Mutation Testing: Quis Custodiet Ipsos Custodes
When test-driven development (TDD) was becoming a “thing,” is was easy to see how the test cases validated the functionality of the production code, but the obvious question was how the validity of the test cases could be ensured. Would TDD lead to a hall of mirrors, with endless suites of test cases validating the suites before them?
A common answer in those days was to relate TDD (or unit testing in general) to double-entry bookkeeping: Every transaction is recorded in two accounts, one as a debit and the other as a credit in the same amount. If everything balances at the end of the day, we’re good. Similarly, the test cases guard the production code, and the production code guards the test cases.
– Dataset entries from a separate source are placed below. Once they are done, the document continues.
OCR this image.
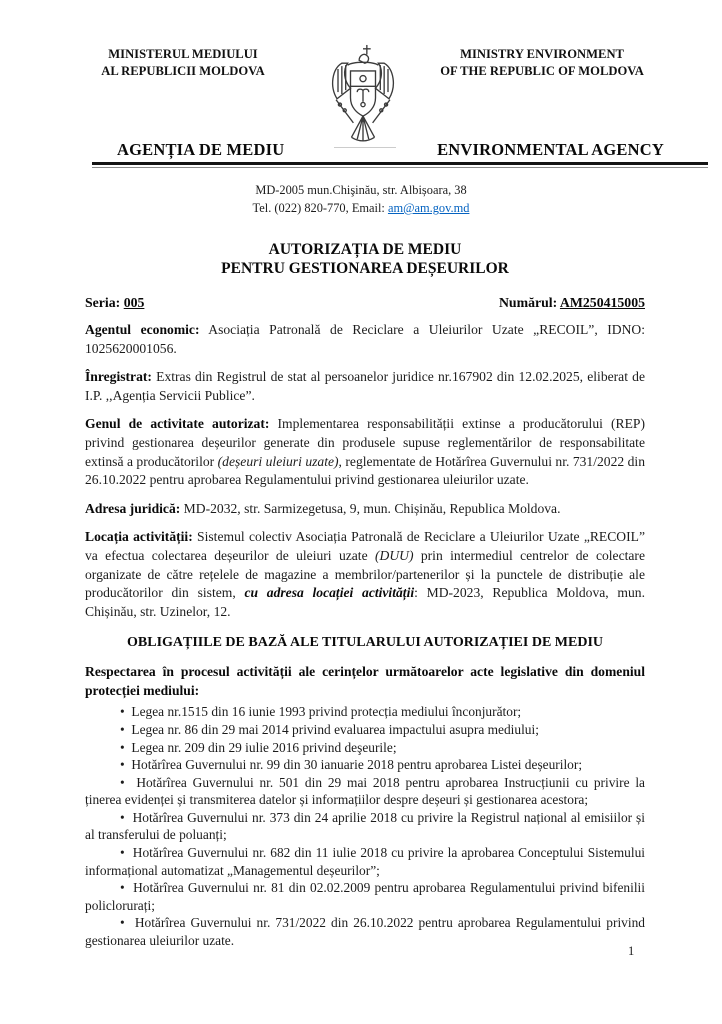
MINISTERUL MEDIULUI
AL REPUBLICII MOLDOVA
MINISTRY ENVIRONMENT
OF THE REPUBLIC OF MOLDOVA
AGENȚIA DE MEDIU	ENVIRONMENTAL AGENCY
MD-2005 mun.Chişinău, str. Albișoara, 38
Tel. (022) 820-770, Email: am@am.gov.md
AUTORIZAȚIA DE MEDIU
PENTRU GESTIONAREA DEȘEURILOR
Seria: 005	Numărul: AM250415005
Agentul economic: Asociația Patronală de Reciclare a Uleiurilor Uzate „RECOIL”, IDNO: 1025620001056.
Înregistrat: Extras din Registrul de stat al persoanelor juridice nr.167902 din 12.02.2025, eliberat de I.P. ,,Agenția Servicii Publice”.
Genul de activitate autorizat: Implementarea responsabilității extinse a producătorului (REP) privind gestionarea deșeurilor generate din produsele supuse reglementărilor de responsabilitate extinsă a producătorilor (deșeuri uleiuri uzate), reglementate de Hotărîrea Guvernului nr. 731/2022 din 26.10.2022 pentru aprobarea Regulamentului privind gestionarea uleiurilor uzate.
Adresa juridică: MD-2032, str. Sarmizegetusa, 9, mun. Chișinău, Republica Moldova.
Locația activității: Sistemul colectiv Asociația Patronală de Reciclare a Uleiurilor Uzate „RECOIL” va efectua colectarea deșeurilor de uleiuri uzate (DUU) prin intermediul centrelor de colectare organizate de către rețelele de magazine a membrilor/partenerilor și la punctele de distribuție ale producătorilor din sistem, cu adresa locației activității: MD-2023, Republica Moldova, mun. Chișinău, str. Uzinelor, 12.
OBLIGAȚIILE DE BAZĂ ALE TITULARULUI AUTORIZAȚIEI DE MEDIU
Respectarea în procesul activității ale cerințelor următoarelor acte legislative din domeniul protecției mediului:
•  Legea nr.1515 din 16 iunie 1993 privind protecția mediului înconjurător;
•  Legea nr. 86 din 29 mai 2014 privind evaluarea impactului asupra mediului;
•  Legea nr. 209 din 29 iulie 2016 privind deşeurile;
•  Hotărîrea Guvernului nr. 99 din 30 ianuarie 2018 pentru aprobarea Listei deșeurilor;
•  Hotărîrea Guvernului nr. 501 din 29 mai 2018 pentru aprobarea Instrucțiunii cu privire la ținerea evidenței și transmiterea datelor și informațiilor despre deșeuri și gestionarea acestora;
•  Hotărîrea Guvernului nr. 373 din 24 aprilie 2018 cu privire la Registrul național al emisiilor și al transferului de poluanți;
•  Hotărîrea Guvernului nr. 682 din 11 iulie 2018 cu privire la aprobarea Conceptului Sistemului informațional automatizat „Managementul deșeurilor”;
•  Hotărîrea Guvernului nr. 81 din 02.02.2009 pentru aprobarea Regulamentului privind bifenilii policlorurați;
•  Hotărîrea Guvernului nr. 731/2022 din 26.10.2022 pentru aprobarea Regulamentului privind gestionarea uleiurilor uzate.
1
That was a lot better than the things we used to do before we learned about TDD, but there was still a problem: People aren’t perfect at creating test suites that cover every contingency. Even if people were perfect, the complexity of some software systems makes it impractical or economically unwise even to try and specify every contingency in a test case.
What else can we do? One option is property-based testing (PBT). I’ve looked into PBT before and shared my experiences here. Your conclusions may differ, but I found PBT tools to be pretty complicated to use, to the extent that the effort and time involved wasn’t worth the benefits obtained, except under some circumstances. Besides that, PBT doesn’t solve the problem of incomplete test suites.
Another option is mutation testing. With mutation testing, the application code is modified in specific ways to introduce errors, and the existing test suite (example-based, property-based, or whatever) is exercised against the modified application. Modified blocks of application code are called mutants. If the existing test suite catches the error, the mutant is said to be killed. If the test suite fails to notice the error, the mutant is said to survive.
Mutation testing verifies that your test suite is really telling you what you think (or hope) it’s telling you about the application code. Based on the results, you can decide to add more test cases or ignore some of the surviving mutants, depending on what makes sense in context.
Mutation testing tools are available for most mainstream languages. Most of them are not very mature just yet. One fairly mature example is PIT, a mutation testing tool for Java. Let’s give it a try.
I happen to have a Java application that I created specifically for the purpose of playing around with testing tools, called Java Poker. With all due modesty, I must say I did a creditable job of writing imperfect code. Let’s pretend the imperfections were intentional, for the sake of my fragile ego.
Intentional or not, the code base wouldn’t be of much use for learning about testing tools if everything came out 100% right all the time. PIT should discover quite a few opportunities for improvement in the tests.
Following the Quickstart instructions on the PIT site, I added a dependency to the Maven pom and ran the goal:
mvn org.pitest:pitest-maven:mutationCoverage
This was straight out of the box with all defaults, no customization, no configuration, no preparation of the target code base, and no modification to the existing test suite.
PIT applied various types of mutations to the code and executed the existing test suite. It generated an HTML report of the results:
The report shows line coverage, which isn’t related to the mutations, and mutation coverage, which tells us how well the existing test suite detected the defects that were injected via mutation. We can see in this case there were a number of mutations that survived, indicating potential improvement in the test suite.
We can drill down through multiple levels of reports to see the details. In this example from class FiveCardStudGame, PIT found “no coverage” in several places. The results look like this:
Here’s an example from class AbstractCard that shows how PIT reports a mutant that survives:
The tool provides enough information about how it mutated the code and what happened that you can add or modify test cases to cover the situation.
Mutation testing tools for other languages provide similar information. There’s no way to guarantee code is perfect, but mutation testing appears to be a useful technique to add to your toolkit to gain higher confidence in the code. I found this particular mutation testing tool to be very easy to use, and to provide good value for the effort.